Reputation: 934
I have been studying convolution neural network architecture. I am horrendously confused on the part, where, a 3d kernel acts upon the 3d input image (well, it's 4d given we have stack of those images, but just to make explanation a bit easier). I know internet is full of stuffs like this. but i can't find exact answer to that matrix multiplication part.
To be easier for everyone to understand, Can someone show me an actual multiplication on how convolution of (5,5,3) matrix (our kernel) over (28,28,3) matrix (our RGB image ) takes place, outputting a 2d array.
Also, please also show, (with a detailed picture) , how those numerous 2d arrays gets flattened and gets connected to a single fully connected layer.
i know that, final layer of pooled 2d arrays are flattened. but, since there are like 64 2d arrays (just consider), .. so even if we flatten each one, we will have 64 flattened 1D array. so, how does this end up connecting to next fully connected layer ? (Picture please)
Upvotes: 1
Views: 817
Reputation: 131
You have multiple questions in one. I will answer the about the "how the convolution takes place". Short answer: it is not a matrix multiplication.

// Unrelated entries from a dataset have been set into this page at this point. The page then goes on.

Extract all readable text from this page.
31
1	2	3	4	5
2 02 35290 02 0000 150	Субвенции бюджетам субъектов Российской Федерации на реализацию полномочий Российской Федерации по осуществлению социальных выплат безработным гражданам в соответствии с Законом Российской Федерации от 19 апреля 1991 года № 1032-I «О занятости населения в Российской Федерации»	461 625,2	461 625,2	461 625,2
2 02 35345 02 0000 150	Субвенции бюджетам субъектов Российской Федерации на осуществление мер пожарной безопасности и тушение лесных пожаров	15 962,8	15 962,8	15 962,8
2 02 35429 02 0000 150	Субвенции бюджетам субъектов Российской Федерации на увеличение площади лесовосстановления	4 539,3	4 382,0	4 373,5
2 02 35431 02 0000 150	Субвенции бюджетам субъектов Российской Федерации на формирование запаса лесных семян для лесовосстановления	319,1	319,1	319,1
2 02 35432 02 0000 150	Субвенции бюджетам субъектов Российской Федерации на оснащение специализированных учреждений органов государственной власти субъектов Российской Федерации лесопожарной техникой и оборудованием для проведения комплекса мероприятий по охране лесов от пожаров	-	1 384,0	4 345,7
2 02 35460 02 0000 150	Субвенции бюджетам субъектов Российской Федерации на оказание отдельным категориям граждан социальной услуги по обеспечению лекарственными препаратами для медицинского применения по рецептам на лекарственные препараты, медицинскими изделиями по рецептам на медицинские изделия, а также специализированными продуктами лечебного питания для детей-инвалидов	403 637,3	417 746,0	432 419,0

Step 1) You slide a window of size (5,5,3) over your RGB image carving out subimages of that size. Incidentally these subimages have exactly the same dimension as that of the kernel.
Step 2) You multiply each subimage values with the values of the convolution component wise. The output of that is again (5,5,3) subimage "scaled" by the values of the kernel.
Step 3) You add all the values of the "scaled" (5,5,3) subimage together (effectively squishing the dimensions) into a single value -- that is our final output.
Upvotes: 1